On Monday morning, as the 10am drop-off time approached, I announced to my troops, still wearing their pajamas, that there was a new gig in town. ‘You’re going to Park ‘n Play today,’ I delivered the news. And, I won’t lie, they weren’t thrilled. They protested as though they’d spent all of summer in Donald Trump’s Entrepreneur Camp and I’d taken their one unscheduled day from them.
They were still balking about this unexpected turn of events; this kink in their laze-around-the-house-all-day-long lifestyle, as we crossed the field, mere yards from the sign-in tent.

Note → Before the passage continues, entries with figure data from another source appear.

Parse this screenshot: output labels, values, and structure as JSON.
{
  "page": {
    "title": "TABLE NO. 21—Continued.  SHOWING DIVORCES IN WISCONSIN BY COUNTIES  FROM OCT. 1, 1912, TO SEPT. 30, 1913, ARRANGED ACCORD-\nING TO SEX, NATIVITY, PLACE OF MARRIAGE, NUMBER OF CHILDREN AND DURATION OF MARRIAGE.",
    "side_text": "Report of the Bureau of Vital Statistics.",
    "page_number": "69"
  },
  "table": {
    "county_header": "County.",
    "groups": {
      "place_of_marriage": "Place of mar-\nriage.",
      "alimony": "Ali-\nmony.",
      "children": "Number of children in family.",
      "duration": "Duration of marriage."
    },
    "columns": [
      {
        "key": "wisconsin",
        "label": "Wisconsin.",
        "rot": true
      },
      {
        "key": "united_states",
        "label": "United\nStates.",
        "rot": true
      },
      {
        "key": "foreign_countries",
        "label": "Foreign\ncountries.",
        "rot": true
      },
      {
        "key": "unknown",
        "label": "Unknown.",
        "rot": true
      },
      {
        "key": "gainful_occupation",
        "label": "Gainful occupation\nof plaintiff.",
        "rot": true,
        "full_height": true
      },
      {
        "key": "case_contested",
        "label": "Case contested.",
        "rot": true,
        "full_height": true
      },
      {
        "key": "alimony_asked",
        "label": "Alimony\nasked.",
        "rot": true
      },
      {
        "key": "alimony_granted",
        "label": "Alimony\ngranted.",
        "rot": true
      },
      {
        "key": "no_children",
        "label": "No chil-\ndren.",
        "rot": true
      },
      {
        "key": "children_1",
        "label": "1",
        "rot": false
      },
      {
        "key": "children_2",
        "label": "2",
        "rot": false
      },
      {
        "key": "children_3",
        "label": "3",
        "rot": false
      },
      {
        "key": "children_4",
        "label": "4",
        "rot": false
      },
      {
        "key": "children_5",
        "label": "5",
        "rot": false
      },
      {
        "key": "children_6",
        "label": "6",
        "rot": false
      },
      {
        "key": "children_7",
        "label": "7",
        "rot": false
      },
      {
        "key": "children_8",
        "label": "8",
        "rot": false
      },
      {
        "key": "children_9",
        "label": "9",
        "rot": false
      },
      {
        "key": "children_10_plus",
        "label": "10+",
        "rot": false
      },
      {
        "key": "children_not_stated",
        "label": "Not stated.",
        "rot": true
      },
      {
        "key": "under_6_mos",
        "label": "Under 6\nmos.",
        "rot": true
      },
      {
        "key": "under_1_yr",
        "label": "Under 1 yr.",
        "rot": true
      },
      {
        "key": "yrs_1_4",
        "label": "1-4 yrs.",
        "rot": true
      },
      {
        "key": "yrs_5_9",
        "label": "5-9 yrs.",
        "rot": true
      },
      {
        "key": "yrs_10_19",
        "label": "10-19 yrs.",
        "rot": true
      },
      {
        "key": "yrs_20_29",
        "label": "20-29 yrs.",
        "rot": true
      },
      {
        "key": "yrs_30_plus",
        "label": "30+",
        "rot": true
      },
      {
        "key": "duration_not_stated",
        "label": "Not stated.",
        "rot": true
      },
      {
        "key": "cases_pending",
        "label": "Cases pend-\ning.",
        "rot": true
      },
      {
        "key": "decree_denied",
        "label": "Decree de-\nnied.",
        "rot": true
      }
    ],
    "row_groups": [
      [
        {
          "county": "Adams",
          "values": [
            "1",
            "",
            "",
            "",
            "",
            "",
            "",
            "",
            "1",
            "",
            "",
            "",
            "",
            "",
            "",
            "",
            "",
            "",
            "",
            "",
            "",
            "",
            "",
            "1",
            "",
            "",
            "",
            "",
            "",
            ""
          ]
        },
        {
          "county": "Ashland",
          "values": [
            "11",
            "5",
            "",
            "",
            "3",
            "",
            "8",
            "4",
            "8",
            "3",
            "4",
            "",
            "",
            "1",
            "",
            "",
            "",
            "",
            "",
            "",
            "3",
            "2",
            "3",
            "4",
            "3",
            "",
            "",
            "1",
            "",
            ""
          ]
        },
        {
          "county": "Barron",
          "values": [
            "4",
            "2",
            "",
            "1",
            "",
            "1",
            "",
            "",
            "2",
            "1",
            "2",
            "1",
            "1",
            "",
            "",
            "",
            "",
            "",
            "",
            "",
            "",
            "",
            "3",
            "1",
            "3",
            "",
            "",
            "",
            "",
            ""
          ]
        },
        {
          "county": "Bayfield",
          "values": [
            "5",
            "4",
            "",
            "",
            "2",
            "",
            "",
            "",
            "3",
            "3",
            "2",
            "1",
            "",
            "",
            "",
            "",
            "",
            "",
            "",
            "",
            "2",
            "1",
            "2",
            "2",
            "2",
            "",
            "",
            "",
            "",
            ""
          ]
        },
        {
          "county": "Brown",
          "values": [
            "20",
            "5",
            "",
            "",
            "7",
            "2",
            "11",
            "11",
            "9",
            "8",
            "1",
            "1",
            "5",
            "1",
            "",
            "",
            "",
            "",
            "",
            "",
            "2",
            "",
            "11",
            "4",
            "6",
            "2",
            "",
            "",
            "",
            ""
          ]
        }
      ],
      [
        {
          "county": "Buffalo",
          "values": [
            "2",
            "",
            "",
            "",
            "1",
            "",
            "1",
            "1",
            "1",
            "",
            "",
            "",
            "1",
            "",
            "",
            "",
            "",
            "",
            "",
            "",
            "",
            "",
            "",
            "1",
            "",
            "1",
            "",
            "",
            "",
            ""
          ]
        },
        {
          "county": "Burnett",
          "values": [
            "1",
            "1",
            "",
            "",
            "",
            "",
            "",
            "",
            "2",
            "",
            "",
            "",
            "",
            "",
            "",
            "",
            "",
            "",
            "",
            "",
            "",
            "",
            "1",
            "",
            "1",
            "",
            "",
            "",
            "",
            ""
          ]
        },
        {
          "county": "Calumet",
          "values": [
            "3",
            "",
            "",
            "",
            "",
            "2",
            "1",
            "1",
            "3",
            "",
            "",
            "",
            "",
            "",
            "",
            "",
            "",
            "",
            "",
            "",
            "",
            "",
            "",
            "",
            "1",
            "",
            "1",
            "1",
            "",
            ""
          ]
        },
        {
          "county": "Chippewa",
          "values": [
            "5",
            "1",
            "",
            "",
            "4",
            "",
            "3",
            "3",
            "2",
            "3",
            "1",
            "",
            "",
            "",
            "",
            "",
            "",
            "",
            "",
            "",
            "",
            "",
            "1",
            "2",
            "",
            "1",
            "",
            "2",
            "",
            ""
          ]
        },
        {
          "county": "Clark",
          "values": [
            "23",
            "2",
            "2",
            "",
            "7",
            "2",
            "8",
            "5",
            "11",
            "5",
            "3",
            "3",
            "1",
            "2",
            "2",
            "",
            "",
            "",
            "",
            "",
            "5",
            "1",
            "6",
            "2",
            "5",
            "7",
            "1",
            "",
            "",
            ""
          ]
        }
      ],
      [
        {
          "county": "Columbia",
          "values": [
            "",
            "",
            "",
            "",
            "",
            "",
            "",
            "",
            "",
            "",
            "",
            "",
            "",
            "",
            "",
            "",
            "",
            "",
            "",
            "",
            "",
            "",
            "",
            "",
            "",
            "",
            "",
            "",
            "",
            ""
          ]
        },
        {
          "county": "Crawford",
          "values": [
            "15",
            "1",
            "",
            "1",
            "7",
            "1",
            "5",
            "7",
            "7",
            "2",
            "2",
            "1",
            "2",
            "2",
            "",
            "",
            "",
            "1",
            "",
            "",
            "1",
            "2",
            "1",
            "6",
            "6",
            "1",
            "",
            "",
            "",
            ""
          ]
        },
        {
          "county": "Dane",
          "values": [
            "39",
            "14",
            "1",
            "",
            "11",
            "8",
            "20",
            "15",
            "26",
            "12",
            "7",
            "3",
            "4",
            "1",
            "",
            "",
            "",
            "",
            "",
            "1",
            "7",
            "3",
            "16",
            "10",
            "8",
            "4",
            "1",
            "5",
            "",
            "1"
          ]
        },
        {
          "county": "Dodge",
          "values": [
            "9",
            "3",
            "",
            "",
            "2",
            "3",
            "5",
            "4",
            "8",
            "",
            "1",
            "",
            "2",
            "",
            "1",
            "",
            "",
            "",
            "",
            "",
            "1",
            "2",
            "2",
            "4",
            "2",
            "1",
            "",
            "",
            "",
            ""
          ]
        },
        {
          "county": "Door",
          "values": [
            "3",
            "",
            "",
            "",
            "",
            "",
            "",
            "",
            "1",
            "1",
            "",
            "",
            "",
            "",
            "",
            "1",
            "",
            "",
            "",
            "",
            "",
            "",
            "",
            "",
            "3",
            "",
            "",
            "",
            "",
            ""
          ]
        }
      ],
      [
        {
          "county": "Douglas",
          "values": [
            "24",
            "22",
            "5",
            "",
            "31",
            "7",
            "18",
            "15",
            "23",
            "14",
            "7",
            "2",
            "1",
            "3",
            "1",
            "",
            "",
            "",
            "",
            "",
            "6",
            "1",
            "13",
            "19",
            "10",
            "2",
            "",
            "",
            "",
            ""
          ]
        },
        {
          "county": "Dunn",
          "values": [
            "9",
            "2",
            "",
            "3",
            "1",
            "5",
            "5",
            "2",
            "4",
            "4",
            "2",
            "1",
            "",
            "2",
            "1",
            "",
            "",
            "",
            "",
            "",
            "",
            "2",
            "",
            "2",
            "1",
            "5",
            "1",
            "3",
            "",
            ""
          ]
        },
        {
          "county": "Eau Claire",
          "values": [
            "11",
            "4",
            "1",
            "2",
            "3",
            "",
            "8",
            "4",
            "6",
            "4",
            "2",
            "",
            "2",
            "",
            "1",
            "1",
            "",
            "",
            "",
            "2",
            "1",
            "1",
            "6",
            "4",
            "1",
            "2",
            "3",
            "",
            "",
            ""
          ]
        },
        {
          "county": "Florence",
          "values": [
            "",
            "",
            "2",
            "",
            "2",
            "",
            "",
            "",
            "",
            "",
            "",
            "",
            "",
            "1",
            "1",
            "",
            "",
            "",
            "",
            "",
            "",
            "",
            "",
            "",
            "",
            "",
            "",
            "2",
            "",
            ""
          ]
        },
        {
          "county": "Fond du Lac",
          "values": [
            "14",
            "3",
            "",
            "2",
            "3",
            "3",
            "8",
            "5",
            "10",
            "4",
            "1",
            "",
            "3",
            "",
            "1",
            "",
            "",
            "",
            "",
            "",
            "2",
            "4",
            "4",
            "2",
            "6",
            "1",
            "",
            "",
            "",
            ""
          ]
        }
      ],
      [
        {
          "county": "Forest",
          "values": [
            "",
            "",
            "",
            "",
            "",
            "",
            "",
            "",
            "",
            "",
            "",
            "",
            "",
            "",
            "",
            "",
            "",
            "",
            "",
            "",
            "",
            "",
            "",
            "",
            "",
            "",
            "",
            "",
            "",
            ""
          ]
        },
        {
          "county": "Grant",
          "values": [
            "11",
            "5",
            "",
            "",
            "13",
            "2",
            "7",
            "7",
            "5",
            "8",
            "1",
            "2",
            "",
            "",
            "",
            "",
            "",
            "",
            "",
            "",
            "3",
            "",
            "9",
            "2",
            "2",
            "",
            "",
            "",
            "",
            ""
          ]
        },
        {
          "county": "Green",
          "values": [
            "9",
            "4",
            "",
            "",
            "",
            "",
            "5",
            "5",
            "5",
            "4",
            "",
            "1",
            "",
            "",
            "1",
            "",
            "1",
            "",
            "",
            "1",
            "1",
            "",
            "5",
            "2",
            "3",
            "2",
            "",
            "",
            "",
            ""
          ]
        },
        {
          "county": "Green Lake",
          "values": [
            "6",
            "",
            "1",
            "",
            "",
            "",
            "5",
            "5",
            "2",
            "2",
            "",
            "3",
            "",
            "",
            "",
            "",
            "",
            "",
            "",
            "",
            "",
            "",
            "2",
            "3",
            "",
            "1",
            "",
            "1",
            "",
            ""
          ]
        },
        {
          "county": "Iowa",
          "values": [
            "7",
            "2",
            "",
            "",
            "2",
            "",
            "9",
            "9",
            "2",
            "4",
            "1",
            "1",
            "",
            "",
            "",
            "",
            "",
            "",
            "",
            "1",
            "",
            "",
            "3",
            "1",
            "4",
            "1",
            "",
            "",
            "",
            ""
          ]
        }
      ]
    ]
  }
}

‘I need a break,’ I finally told them, ‘and don’t you guys want a break from me?’ The Gort thought it over, ‘yeah, I guess it would be nice to get a break from Miss Meanie.’
Exactly! Oh, wait, a minute…..
‘I’ll pick you up in two hours,’ I promised. (Even though the program runs for 5.) And that is precisely what I did, for five gloriously consecutive days; giving each of us just a hint of space, a glimpse of life beyond the beige-with-pink-undertones walls of our abode.
With a relatively empty house, I was able to clean a bit, temporarily enrol Percy in a much-needed, mother-led tantrum boot camp, and breathe a bit. The boys made a few friends, and played games, and got their much-needed break from Miss Meanie.
The little bit of space made it that much easier to appreciate the little bits of awesome that are all around (but easy to overlook when
I’m we’re living in a state of perpetual annoyance).
The way the older boys hold hands whenever they walk side-by-side. Across the field to the Park ‘n Play program, across the parking lot to the bookstore, back to the car after throwing rocks at Edworthy Park, to the washroom in Target…..it rarely fails to make me smile, (or wish I had a smartphone with a decent camera so I could record this undoubtedly short-lived phase of their relationship.) Sometimes, as though they’ve suddenly remembered they’re boys, they’ll yank each other’s arms all crazy-like, perhaps to appear more masculine, but their hands remain entwined.
The way they play cooperatively (sometimes). The Gort (sometimes) playing the part of thoughtful, caring older brother: fixing his brothers’ Lego structures, giving Percy piggyback rides and speaking to them in a tone that exemplifies calm and patience. And the other two (sometimes) playing the part of admiring, eager-to-impress, younger brother(s); asking for his help and telling him stories; clamoring for his praise or his interest.
All of it reminding me that, right now, we’re in this ‘sweet spot’ as someone once called it, this moment in our little family’s life where there’s a sense of equilibrium. The boys, relatively independent though still quite dependent in many ways, are generally satisfied with having each other for company, with being at home, and with having us as parents.
We’re living in a sweet, small window of time before adolescence begins, and friends and other interests take center stage; before the separation process begins in earnest, and I know I will remember this time well.